Foreign language teaching has slowly started to steer away from the monolingual 'dogma' (Butzkamm, 2003), by welcoming the first language (L1) and students' additional language resources in the foreign language classroom (De Angelis, 2011; Haukås, 2016; Macaro, 2001; Molway, 2021). Furthermore, governing bodies in countries such as France (MEN, 2020), England (Ofsted, 2021) and Norway (NDET, 2020) encourage teachers to use students' multilingual repertoire. However, little is known about the connection between teachers' beliefs about multilingualism and how it actually translates into the multilingual classroom.
In this paper, we present findings from the international LANGUAGES project.

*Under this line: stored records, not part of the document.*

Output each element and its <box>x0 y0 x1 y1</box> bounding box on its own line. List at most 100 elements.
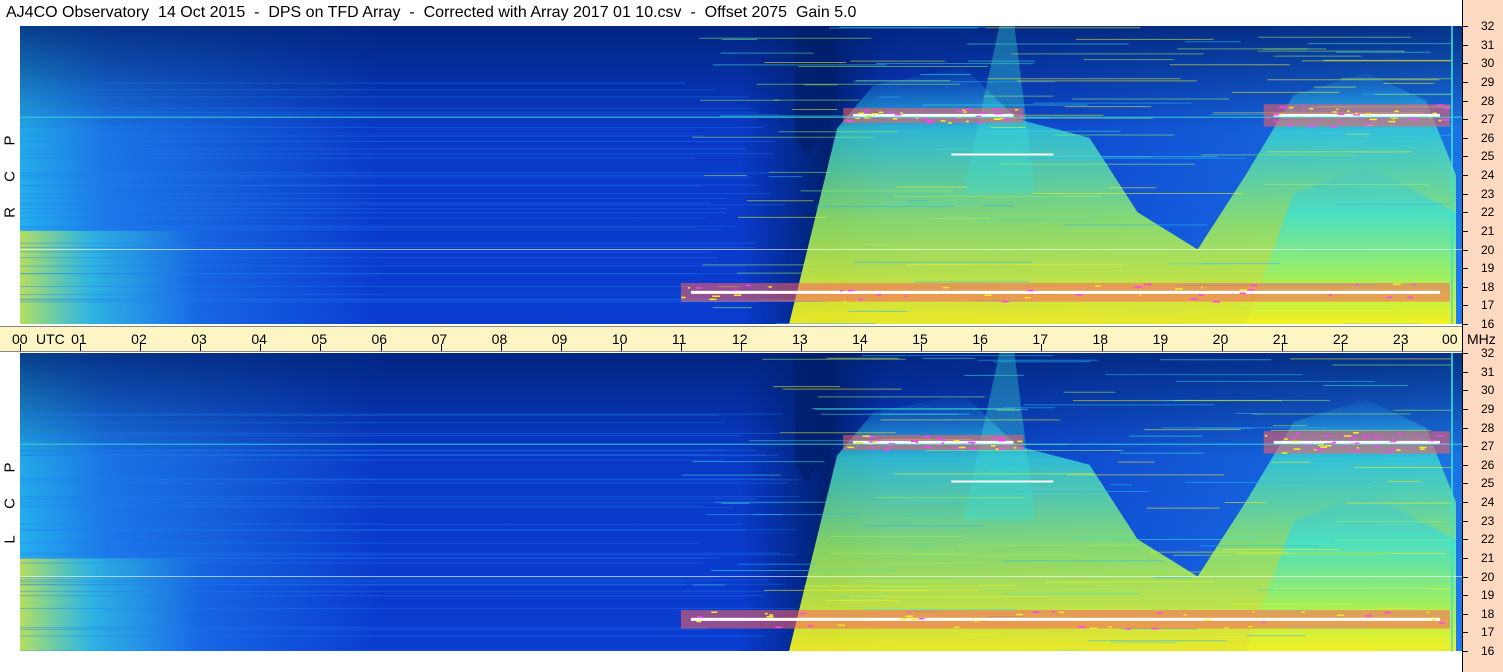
rfi-speckle <box>965 120 969 123</box>
frequency-tick <box>1462 26 1468 27</box>
time-label: 09 <box>551 331 568 347</box>
frequency-tick <box>1462 520 1468 522</box>
frequency-tick <box>1462 137 1468 139</box>
rfi-speckle <box>997 439 1005 441</box>
pol-char: C <box>1 171 19 182</box>
frequency-label: 27 <box>1481 439 1495 454</box>
time-label: 07 <box>431 331 448 347</box>
frequency-tick <box>1462 119 1468 121</box>
rfi-speckle <box>1200 286 1204 289</box>
rfi-speckle <box>1287 124 1294 127</box>
time-label: 16 <box>972 331 988 347</box>
rfi-speckle <box>1274 121 1279 123</box>
rfi-speckle <box>1353 449 1360 452</box>
rfi-speckle <box>1051 610 1056 613</box>
rfi-speckle <box>1281 452 1288 454</box>
frequency-tick <box>1462 502 1468 503</box>
rfi-speckle <box>1296 431 1301 434</box>
rfi-speckle <box>1349 437 1357 439</box>
polarization-label-rcp: R C P <box>0 26 20 324</box>
rfi-speckle <box>954 626 960 629</box>
frequency-label: 26 <box>1481 130 1495 145</box>
rfi-speckle <box>943 286 949 289</box>
rfi-speckle <box>1020 115 1025 117</box>
frequency-tick <box>1462 539 1468 541</box>
rfi-speckle <box>1420 448 1425 451</box>
rfi-speckle <box>843 300 846 303</box>
frequency-label: 30 <box>1481 383 1495 398</box>
frequency-tick <box>1462 427 1468 429</box>
rfi-speckle <box>1248 625 1253 628</box>
rfi-speckle <box>952 447 959 449</box>
rfi-speckle <box>1250 284 1257 287</box>
rfi-speckle <box>711 611 718 614</box>
rfi-speckle <box>962 109 966 111</box>
rfi-speckle <box>1280 113 1283 115</box>
rfi-speckle <box>1308 125 1316 128</box>
frequency-label: 19 <box>1481 588 1495 603</box>
rfi-speckle <box>918 617 925 620</box>
rfi-speckle <box>940 120 946 122</box>
rfi-band-core <box>690 617 1440 621</box>
frequency-label: 27 <box>1481 112 1495 127</box>
rfi-speckle <box>1372 436 1381 439</box>
rfi-speckle <box>1439 622 1445 624</box>
frequency-tick <box>1462 193 1468 195</box>
frequency-label: 32 <box>1481 346 1495 360</box>
frequency-label: 24 <box>1481 168 1495 182</box>
rfi-speckle <box>800 612 806 615</box>
rfi-speckle <box>768 286 772 288</box>
spectrogram-early-glow <box>20 557 200 651</box>
pol-char: C <box>1 498 19 509</box>
rfi-speckle <box>1383 452 1390 454</box>
rfi-speckle <box>958 446 966 449</box>
pol-char: P <box>1 135 19 146</box>
rfi-speckle <box>872 441 878 443</box>
rfi-speckle <box>1411 118 1418 121</box>
rfi-speckle <box>1318 448 1325 450</box>
rfi-speckle <box>990 445 996 447</box>
rfi-speckle <box>871 113 879 115</box>
frequency-label: 21 <box>1481 223 1495 238</box>
rfi-speckle <box>769 614 774 616</box>
rfi-speckle <box>954 118 958 121</box>
rfi-speckle <box>990 436 996 439</box>
rfi-speckle <box>1239 289 1247 291</box>
frequency-label: 17 <box>1481 625 1495 640</box>
rfi-speckle <box>1293 448 1301 450</box>
rfi-speckle <box>953 440 960 442</box>
frequency-tick <box>1462 595 1468 597</box>
rfi-speckle <box>1278 106 1282 108</box>
rfi-speckle <box>882 449 891 451</box>
frequency-label: 23 <box>1481 186 1495 201</box>
rfi-speckle <box>878 111 884 114</box>
rfi-speckle <box>847 289 855 292</box>
rfi-speckle <box>1001 300 1009 303</box>
frequency-label: 31 <box>1481 364 1495 379</box>
rfi-speckle <box>712 295 721 297</box>
frequency-tick <box>1462 446 1468 448</box>
rfi-speckle <box>870 447 875 449</box>
frequency-label: 20 <box>1481 569 1495 584</box>
frequency-label: 25 <box>1481 476 1495 491</box>
rfi-speckle <box>1248 289 1255 291</box>
rfi-speckle <box>1432 112 1437 115</box>
rfi-speckle <box>1346 110 1350 112</box>
rfi-speckle <box>1264 434 1268 437</box>
frequency-label: 32 <box>1481 19 1495 33</box>
spectrogram-lcp: L C P <box>0 353 1462 651</box>
frequency-label: 16 <box>1481 644 1495 658</box>
frequency-tick <box>1462 63 1468 65</box>
polarization-label-lcp: L C P <box>0 353 20 651</box>
rfi-speckle <box>996 437 1005 439</box>
rfi-speckle <box>864 111 869 113</box>
rfi-speckle <box>1003 117 1010 120</box>
rfi-speckle <box>1332 111 1337 113</box>
frequency-tick <box>1462 156 1468 158</box>
time-label: 11 <box>671 331 687 347</box>
frequency-tick <box>1462 268 1468 270</box>
spectrogram-early-glow <box>20 230 200 324</box>
rfi-speckle <box>1336 614 1345 617</box>
rfi-speckle <box>875 439 881 442</box>
rfi-speckle <box>1004 445 1009 447</box>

Drawing on teacher surveys (n=48) and video-recorded lessons (n=128), the presentation will focus on teachers' perspective on multilingualism; English and French teachers' attitudes towards multilingualism and their teaching practices in foreign language classrooms. We present findings among teachers of English as a foreign language in France and Norway, and teachers of French as a foreign language in England and Norway, based on two datasets: (1) the Multiteach survey, where teachers express their attitudes towards and experiences with multilingualism (Calafato, 2020), and (2) video-recorded lessons where the same teachers teach foreign languages, to see whether and how they encourage the use of L1 or other languages than the target language in their lessons (Brevik & Rindal, 2020; Vold & Brkan, 2020).
Comparing teachers' perspectives on multilingualism and actual foreign language teaching, our analysis provides a unique perspective on two language subjects across three countries revealing traditions within each education system, as well as similarities and differences across contexts related to language policy, recommendations from national curricula, teachers' beliefs, and actual classroom teaching. The findings provide important insight concerning opportunities and challenges for language teachers, teacher educators and policy-makers across multilingual contexts.